By Associated Press • 

Groups to DOC: Don't use deaf inmates to interpret

SALEM — National advocacy groups for deaf people are demanding that the Oregon Department of Corrections stop using fellow inmates as interpreters.

Using inmates as American Sign Language interpreters violates federal law and raises issues over “confidentiality, impartiality and conflicts of interest,” the National Association of the Deaf, Helping Educate to Advance the Rights of the Deaf and the Registry of Interpreters for the Deaf said in a letter to state corrections director Colette Peters.

The letter came in response to a corrections newsletter that advertised for inmate interpreters, the Statesman-Journal reported.

The advertisement said candidates would be tested on their sign language competency and that their services could be used during events, educational programs and staff-inmate interactions.
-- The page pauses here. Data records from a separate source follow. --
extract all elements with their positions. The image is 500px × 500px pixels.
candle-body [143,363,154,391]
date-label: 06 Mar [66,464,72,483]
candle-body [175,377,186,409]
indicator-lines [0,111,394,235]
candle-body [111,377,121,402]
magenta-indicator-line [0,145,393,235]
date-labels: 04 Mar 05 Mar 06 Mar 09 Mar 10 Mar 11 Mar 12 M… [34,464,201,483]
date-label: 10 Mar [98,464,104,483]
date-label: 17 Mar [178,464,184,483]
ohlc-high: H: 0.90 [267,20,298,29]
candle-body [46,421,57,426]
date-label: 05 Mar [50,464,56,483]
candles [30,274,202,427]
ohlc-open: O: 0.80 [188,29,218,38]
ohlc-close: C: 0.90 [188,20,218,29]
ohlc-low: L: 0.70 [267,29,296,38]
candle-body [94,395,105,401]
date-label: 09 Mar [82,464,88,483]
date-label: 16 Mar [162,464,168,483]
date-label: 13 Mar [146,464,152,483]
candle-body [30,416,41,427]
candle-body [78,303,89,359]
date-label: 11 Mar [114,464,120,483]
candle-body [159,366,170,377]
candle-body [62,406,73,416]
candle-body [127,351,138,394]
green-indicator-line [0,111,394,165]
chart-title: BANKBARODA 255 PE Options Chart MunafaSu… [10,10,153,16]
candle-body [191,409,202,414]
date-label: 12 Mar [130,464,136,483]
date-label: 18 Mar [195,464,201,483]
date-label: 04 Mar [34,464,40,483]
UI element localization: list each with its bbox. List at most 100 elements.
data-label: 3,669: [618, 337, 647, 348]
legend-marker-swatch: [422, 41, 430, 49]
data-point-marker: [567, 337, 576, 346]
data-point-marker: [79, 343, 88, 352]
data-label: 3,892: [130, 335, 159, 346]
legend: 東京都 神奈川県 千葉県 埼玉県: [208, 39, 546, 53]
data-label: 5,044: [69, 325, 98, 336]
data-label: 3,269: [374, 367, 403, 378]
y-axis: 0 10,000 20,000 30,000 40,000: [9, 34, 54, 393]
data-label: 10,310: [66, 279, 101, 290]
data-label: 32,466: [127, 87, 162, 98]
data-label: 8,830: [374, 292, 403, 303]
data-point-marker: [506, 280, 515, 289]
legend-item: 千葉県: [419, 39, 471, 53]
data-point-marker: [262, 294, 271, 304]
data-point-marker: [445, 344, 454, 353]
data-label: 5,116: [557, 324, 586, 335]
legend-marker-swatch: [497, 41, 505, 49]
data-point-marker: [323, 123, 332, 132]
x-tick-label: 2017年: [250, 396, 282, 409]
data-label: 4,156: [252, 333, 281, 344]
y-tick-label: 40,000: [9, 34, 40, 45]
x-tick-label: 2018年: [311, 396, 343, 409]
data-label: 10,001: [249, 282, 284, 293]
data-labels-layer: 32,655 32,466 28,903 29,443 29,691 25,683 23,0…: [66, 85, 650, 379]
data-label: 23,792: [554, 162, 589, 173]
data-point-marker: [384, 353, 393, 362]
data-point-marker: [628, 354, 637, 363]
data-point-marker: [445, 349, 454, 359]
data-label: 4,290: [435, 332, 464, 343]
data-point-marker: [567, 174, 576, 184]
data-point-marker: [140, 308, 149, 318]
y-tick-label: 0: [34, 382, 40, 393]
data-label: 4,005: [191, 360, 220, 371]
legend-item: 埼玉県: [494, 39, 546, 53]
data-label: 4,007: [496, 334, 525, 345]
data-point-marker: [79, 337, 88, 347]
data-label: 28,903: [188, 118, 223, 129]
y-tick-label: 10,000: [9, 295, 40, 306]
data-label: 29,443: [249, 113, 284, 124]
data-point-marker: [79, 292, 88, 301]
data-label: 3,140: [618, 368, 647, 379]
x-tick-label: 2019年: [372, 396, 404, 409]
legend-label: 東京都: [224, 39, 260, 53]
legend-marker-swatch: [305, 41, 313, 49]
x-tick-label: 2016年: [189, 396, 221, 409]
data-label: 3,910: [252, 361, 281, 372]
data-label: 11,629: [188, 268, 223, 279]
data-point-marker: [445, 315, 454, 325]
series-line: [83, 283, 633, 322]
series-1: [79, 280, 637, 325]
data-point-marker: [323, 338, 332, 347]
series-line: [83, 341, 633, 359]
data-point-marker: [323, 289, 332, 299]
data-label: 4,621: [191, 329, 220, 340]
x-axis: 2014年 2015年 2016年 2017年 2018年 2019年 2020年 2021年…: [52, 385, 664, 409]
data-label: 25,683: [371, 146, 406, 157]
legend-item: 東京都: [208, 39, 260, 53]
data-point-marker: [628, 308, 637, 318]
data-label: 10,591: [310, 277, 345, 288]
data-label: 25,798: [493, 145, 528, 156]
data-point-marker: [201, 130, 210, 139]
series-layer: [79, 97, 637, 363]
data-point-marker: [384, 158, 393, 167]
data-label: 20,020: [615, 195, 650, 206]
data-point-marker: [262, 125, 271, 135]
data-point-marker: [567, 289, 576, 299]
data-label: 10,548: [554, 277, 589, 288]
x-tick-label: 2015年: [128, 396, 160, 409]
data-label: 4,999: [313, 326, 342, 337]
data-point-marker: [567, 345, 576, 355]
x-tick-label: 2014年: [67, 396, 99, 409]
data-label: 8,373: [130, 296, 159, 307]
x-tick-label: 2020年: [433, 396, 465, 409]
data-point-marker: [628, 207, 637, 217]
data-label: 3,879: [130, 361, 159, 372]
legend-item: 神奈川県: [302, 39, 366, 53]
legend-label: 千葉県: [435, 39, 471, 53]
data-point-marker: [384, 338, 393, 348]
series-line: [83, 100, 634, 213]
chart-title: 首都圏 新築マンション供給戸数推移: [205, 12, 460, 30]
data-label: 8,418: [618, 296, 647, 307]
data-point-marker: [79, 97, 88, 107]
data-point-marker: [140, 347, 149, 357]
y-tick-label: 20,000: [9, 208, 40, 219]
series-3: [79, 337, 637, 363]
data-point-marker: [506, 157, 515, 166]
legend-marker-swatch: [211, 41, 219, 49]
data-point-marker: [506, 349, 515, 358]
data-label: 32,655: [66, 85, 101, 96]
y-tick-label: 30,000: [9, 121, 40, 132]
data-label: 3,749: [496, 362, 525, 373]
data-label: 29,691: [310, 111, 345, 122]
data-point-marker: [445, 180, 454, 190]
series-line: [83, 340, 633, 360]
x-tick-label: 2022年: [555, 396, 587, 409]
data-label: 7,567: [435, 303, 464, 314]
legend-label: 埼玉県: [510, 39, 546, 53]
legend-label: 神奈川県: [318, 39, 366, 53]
The groups said deaf inmates have a right to qualified and certified interpreters. They also said that inmates can “never” be qualified interpreters and they are concerned about the effectiveness of the DOC's sign language assessment.

“Deaf prisoners have been assaulted by prisoners for reporting that inmate interpreters are not qualified,” the groups’ letter said. “Yet other deaf prisoners report being afraid that if they report unqualified inmate interpreters, then they will be punished by the withholding of any interpreter or by retaliation.”

There are 170 deaf and hearing-impaired inmates in state custody, or about 1 percent of the population of about 14,600 inmates, corrections spokeswoman Betty Bernt said. The state doesn't track how many are being used as interpreters, she said.

Inmate interpreters are not used during medical appointments of a “substantive nature,” mental health appointments, disciplinary hearings, counselor reviews or intakes where custody and corrections plans are being decided and work program or education interviews, Bernt told the newspaper.

“All deaf and hard of hearing individuals have a right to qualified and certified interpreters,” Shane Feldman, executive director of Registry of Interpreters for the Deaf, said in a statement.

The Oregon Association of the Deaf and the Oregon chapter of RID also issued statements, demanding improved accommodations for deaf inmates.